My Aunt Connie’s Thanksgiving Gift

Thanksgiving is my favorite holiday.  There is no gift giving, No real decorating to speak of unless you are Martha Stewart. Martha Stewart and I share a birthday.  That’s about all we share.

I love Thanksgiving.

Photo by Virginia Simionato on Unsplash

I cooked my first turkey when I was 15 or so.  I wanted to learn.  Easy peasy.  Even bad turkey is good.  I learned how to make gravy from the giblets.  I already knew how to make bread and Grandma Emma’s chocolate bottom pie.  I always have fresh cranberries for my mother.  Roasted asparagus for my brother.  Squash with sausage for my dad when he was still alive as well as cornbread dressing and regular dressing.  In fact, dressing may be my favorite.

Of course, mashed potatoes and pumpkin pie.  And Brussel sprouts.  I vow each year to add corn pudding but haven’t yet.  It’s already two full days of cooking and I’m getting old.  There will be wine and everyone’s favorite soft beverage. 

Everyone has that one thing they want to see on the table, and I try to cater that.

For me, it’s not Thanksgiving without olives.  Black ones.  Pitted.  The plain old ones in a can.  Jumbo.  Often, they don’t make it to the table.  I eat them in the kitchen, off my fingertips, while cooking.

Before we moved to Hawaii, so I would have been younger than 7, we were in Michigan for Thanksgiving dinner. I was in the kitchen with my Aunt Connie who I had no memory of. She was wearing an apron.  She is Italian and is the widow of my mother’s brother, Gary. 

My mother abhors olives.  I had never even seen an olive before.  One by one, Connie took olives and stuck them on the tip of my fingers and thumbs while I was in the kitchen underfoot.  I ate every one of them.  Best thing I had ever put in my mouth.  Loved them.  I became a black olive connoisseur at that moment.

At the table, there was a relish tray though of course I didn’t know that’s what it was called.  There was celery and I don’t remember what else besides the olives.  I loved celery.  I still do.  It’s probably why I love dressing so much.  I put celery in everything I can get away with.  I was an adventurous eater as a child (still am) and ate my body weight or more at each meal. (Still do.)  I gorged on celery and olives as well as everything else on the table. Except cranberries.  I’m not really a fan.

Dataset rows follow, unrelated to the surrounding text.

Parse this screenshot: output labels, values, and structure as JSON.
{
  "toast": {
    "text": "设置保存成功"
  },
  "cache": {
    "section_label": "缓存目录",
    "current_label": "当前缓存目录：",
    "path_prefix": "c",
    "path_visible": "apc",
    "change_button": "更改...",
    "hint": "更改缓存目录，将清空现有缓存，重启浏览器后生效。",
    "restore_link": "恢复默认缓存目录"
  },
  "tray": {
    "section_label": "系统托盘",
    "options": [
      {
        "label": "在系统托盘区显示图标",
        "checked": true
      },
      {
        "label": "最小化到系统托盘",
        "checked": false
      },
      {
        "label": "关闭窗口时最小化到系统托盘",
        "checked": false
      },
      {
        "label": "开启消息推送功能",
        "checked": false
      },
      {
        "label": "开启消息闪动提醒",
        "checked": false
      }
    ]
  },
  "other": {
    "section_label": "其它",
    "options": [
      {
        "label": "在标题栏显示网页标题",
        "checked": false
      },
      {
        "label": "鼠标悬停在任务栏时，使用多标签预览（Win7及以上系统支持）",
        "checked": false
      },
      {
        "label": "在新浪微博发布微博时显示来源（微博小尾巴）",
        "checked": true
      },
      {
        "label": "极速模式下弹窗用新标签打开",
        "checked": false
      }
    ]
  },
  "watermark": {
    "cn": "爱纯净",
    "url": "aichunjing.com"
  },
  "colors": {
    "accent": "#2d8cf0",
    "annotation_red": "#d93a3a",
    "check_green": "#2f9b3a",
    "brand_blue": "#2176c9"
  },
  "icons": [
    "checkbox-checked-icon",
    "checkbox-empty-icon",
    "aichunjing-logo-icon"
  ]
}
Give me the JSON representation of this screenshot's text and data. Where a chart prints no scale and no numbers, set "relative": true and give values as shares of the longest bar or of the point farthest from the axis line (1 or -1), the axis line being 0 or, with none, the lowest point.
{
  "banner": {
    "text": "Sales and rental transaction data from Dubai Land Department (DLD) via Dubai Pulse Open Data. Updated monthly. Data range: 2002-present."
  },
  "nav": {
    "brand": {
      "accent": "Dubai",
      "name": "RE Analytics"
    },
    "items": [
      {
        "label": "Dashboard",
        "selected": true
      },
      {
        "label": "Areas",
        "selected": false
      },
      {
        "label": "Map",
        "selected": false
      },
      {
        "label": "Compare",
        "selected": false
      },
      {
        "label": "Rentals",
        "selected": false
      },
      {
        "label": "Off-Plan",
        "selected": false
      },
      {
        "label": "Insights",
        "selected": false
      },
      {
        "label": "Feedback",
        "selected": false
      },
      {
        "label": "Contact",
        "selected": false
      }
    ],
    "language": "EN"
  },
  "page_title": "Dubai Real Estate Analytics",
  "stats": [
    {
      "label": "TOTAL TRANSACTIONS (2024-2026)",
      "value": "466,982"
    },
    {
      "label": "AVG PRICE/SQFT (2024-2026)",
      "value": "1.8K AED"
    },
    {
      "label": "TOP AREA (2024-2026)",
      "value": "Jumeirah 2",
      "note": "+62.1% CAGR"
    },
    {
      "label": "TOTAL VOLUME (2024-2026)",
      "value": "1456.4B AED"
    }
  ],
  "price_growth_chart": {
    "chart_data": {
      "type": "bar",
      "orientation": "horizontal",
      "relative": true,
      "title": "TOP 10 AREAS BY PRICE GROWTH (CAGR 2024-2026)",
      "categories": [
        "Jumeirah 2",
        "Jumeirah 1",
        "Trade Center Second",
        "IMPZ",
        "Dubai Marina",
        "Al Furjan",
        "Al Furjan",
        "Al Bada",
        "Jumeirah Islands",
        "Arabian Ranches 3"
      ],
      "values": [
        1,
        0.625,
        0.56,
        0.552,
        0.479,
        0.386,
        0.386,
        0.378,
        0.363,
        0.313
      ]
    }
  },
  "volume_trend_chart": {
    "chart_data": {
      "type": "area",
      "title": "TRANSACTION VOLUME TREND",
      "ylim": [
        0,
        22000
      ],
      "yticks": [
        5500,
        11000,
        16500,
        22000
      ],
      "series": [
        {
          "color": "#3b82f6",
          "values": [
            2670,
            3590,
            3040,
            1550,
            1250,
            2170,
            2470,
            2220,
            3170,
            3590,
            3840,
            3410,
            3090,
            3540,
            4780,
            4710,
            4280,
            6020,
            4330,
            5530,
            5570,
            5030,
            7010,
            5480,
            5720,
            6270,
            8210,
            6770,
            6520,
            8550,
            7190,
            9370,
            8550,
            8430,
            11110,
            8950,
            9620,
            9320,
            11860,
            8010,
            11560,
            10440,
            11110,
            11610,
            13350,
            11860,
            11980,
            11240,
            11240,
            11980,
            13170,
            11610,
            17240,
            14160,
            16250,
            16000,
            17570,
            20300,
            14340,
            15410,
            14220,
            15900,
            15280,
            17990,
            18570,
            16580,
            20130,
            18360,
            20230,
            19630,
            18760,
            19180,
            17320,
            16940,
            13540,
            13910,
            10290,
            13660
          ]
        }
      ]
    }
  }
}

Black olives are the gift from my Aunt Connie that I will never forget.

This year I am not cooking for Thanksgiving.  I feel kind of guilty about it, but a friend is catering.  I will add in the missing things that are important to those of us intending, but we’re talking a few hours in the kitchen, much fewer pans, and much much less cleanup.  Of course, there will be olives.  We’ll see if they make it to the table.

I do feel guilty.  But there has just been so much going on that I can’t afford two days lost in the kitchen though I love it.  I do.  I love cooking holiday dinners.  Preparing food may be my love language.

May you have a wonderful Thanksgiving with everything and everyone you need to feel grateful.